Wednesday, February 08, 2017

Arduino TPDD (Tandy Portable Disk Drive) project

Because I'm a glutton for punishment, and because I love old tech, I created a project for myself.

I've always loved the Tandy 100/102, but by the time I could afford one, they were gone from the market.  Later, I had the money, but not the time.  Now I have the time and the money, so I picked up some second hand ones from eBay and enjoyed the feel old old time computing.

But one thing that I wanted was a nice, more modern, way to store my data.  Club 100 used to sell a NADS box, but no longer.  So I figured I could create one myself.

The ingredients:
An Arduino Uno R3
I needed to hook it to my Tandy 102, which only supports RS-232 serial, not the TTL serial that the Arduino supports, so I picked up an RS-232 Shifter.  This converts RS-232 to TTL.
I also needed something to store the files on, so I picked up a MicroSD shield for the Arduino.

Now, for the software.  Luckily, someone already wrote a TPDD emulator called DLPlus which works under Linux and you can get the source code for.

The hardware hooked up easily and it didn't take me too long to get the communication working.

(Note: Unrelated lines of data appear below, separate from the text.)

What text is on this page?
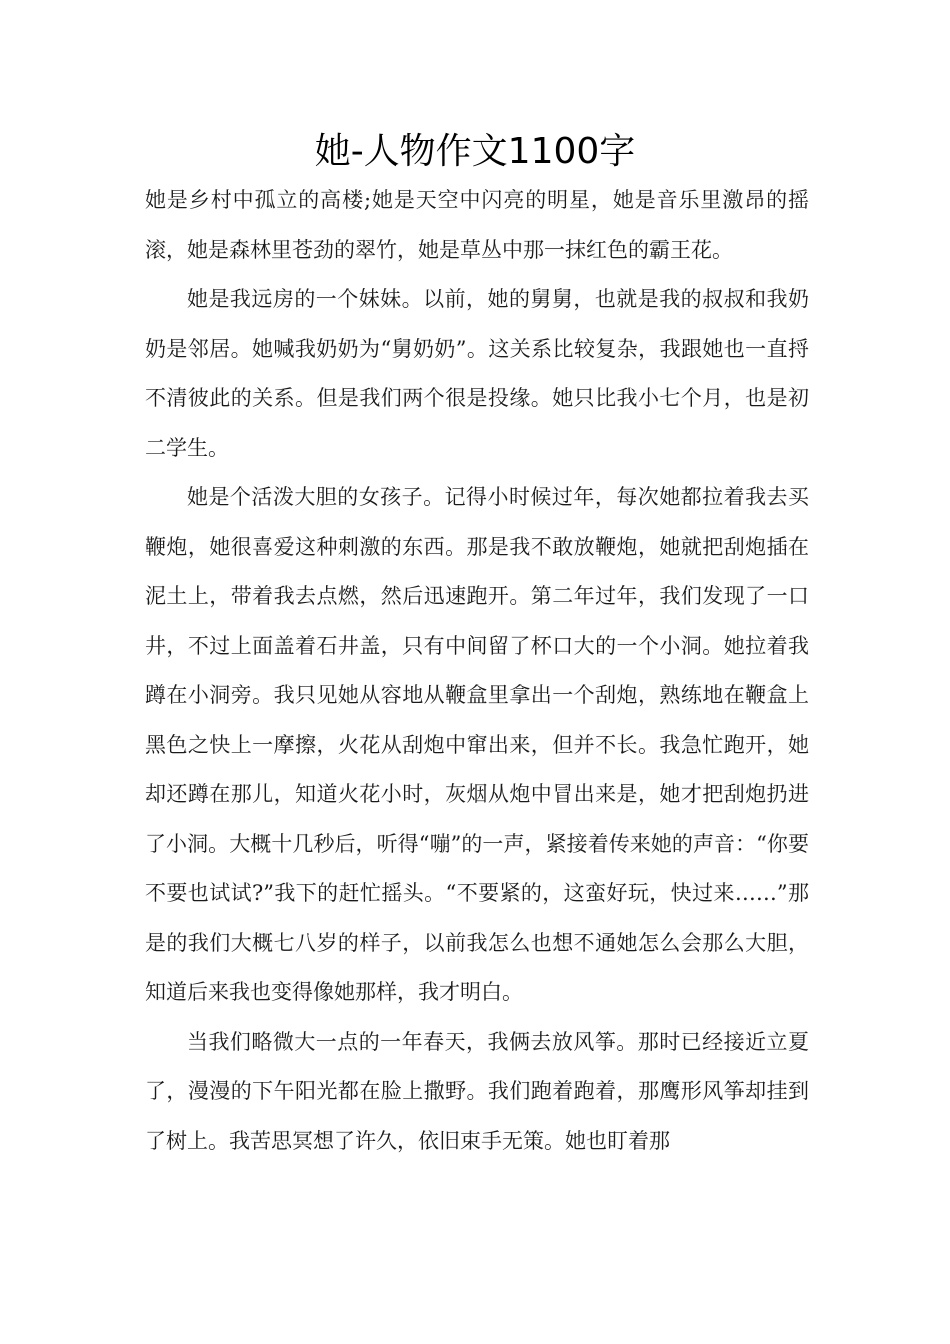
她-人物作文1100字

她是乡村中孤立的高楼;她是天空中闪亮的明星，她是音乐里激昂的摇滚，她是森林里苍劲的翠竹，她是草丛中那一抹红色的霸王花。

她是我远房的一个妹妹。以前，她的舅舅，也就是我的叔叔和我奶奶是邻居。她喊我奶奶为“舅奶奶”。这关系比较复杂，我跟她也一直捋不清彼此的关系。但是我们两个很是投缘。她只比我小七个月，也是初二学生。

她是个活泼大胆的女孩子。记得小时候过年，每次她都拉着我去买鞭炮，她很喜爱这种刺激的东西。那是我不敢放鞭炮，她就把刮炮插在泥土上，带着我去点燃，然后迅速跑开。第二年过年，我们发现了一口井，不过上面盖着石井盖，只有中间留了杯口大的一个小洞。她拉着我蹲在小洞旁。我只见她从容地从鞭盒里拿出一个刮炮，熟练地在鞭盒上黑色之快上一摩擦，火花从刮炮中窜出来，但并不长。我急忙跑开，她却还蹲在那儿，知道火花小时，灰烟从炮中冒出来是，她才把刮炮扔进了小洞。大概十几秒后，听得“嘣”的一声，紧接着传来她的声音：“你要不要也试试?”我下的赶忙摇头。“不要紧的，这蛮好玩，快过来……”那是的我们大概七八岁的样子，以前我怎么也想不通她怎么会那么大胆，知道后来我也变得像她那样，我才明白。

当我们略微大一点的一年春天，我俩去放风筝。那时已经接近立夏了，漫漫的下午阳光都在脸上撒野。我们跑着跑着，那鹰形风筝却挂到了树上。我苦思冥想了许久，依旧束手无策。她也盯着那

After about 1/2 a day, I was able to send a TPDD command from my 102 to the Arduino and have the Arduino parse the command and validate the checksum.

Then I soldered up the MicroSD shield, set up a SD card, and started to get that part working on the Arduino.

Problems.  I knew that this was going too smoothly.

To make a long story short, the problem was the SD library for the Arduino uses up A LOT of stack space on the Arduino (we only have 2K of it).  So while the program itself was well under the 32K limit, adding the SD card code hit the stack space limit when the program ran.

Dead end.

I have a Arduino Mega on order from Adafruit.  That has 8K of stack space.   We'll see what happens when it arrives and I get it working.